Madison County Commission Chairman Dale Strong appears to be the strongest candidate. He is far outdistancing the field in polling and fundraising. Some say that he could eclipse the field without a runoff.

The most ardent challengers will be former State Senator Paul Sanford and former Huntsville City School Superintendent Casey Wardynski. Dr. Wardynski has done a good job fundraising.  

There will be a large turnout in this congressional race. In fact, this Huntsville-Madison-Limestone Tennessee Valley area of the state will more than likely have the largest percentage turnout in the state. Not only is there an open congressional seat, but Mo Brooks is the local candidate for the open U.S. Senate Seat, and popular, incumbent Republican state school board member, Wayne Reynolds, will also be on the ballot with token opposition. 

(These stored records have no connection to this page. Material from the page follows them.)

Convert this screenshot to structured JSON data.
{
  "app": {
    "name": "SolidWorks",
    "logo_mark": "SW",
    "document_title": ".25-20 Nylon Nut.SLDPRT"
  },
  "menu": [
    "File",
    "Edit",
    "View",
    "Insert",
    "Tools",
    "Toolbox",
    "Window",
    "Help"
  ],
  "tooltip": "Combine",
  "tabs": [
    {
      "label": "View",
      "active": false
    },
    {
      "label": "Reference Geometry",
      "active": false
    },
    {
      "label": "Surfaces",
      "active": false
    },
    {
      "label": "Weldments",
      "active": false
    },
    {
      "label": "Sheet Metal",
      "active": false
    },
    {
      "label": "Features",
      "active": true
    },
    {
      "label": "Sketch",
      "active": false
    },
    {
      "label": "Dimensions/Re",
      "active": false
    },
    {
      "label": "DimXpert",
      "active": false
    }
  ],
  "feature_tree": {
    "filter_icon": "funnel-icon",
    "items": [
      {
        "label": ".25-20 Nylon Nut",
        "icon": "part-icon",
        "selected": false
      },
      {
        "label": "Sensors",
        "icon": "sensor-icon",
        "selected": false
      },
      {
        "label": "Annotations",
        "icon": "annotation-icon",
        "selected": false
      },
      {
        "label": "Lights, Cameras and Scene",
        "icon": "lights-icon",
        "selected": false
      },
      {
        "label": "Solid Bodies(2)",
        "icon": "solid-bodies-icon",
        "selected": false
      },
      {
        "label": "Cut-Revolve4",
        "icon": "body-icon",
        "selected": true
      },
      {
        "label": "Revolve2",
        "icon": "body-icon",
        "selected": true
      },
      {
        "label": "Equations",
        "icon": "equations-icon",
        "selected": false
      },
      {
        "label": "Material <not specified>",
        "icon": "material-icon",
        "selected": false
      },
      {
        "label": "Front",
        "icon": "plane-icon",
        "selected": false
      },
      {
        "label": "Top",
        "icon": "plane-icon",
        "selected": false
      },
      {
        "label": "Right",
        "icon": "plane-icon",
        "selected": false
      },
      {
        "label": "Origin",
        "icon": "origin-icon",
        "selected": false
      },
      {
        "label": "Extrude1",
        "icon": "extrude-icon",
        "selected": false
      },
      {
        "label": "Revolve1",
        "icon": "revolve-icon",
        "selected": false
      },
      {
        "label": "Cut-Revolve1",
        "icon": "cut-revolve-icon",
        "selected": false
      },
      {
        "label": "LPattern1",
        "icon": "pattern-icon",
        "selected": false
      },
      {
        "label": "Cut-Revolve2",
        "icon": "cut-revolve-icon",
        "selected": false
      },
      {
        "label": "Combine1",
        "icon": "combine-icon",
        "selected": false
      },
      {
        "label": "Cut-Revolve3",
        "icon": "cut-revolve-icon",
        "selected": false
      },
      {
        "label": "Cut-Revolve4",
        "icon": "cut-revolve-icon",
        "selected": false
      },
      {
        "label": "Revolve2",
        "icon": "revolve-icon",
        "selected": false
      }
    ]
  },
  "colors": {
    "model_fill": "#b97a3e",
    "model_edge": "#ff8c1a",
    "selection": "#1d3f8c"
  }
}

In addition, the only hotly contested Republican State Senate race between Tom Butler and Bill Holtzclaw is in the Madison-Limestone area. There are also three open hotly contested State House races, including filling the seats of Speaker Mac McCutcheon and veteran House member Howard Sanderford. There is also a hotly contested open sheriff’s race in Limestone County. Furthermore, the phantom candidate for the U.S. Senate, Mike Durant, claims Huntsville as his home. All of these ingredients are a recipe for a larger turnout in the Tennessee Valley than the rest of the state on May 24.  

The Congressional lines and six of seven congressmen will remain the same for this 2022 election cycle.  However, hold the phone.  The federal courts could change that for 2024.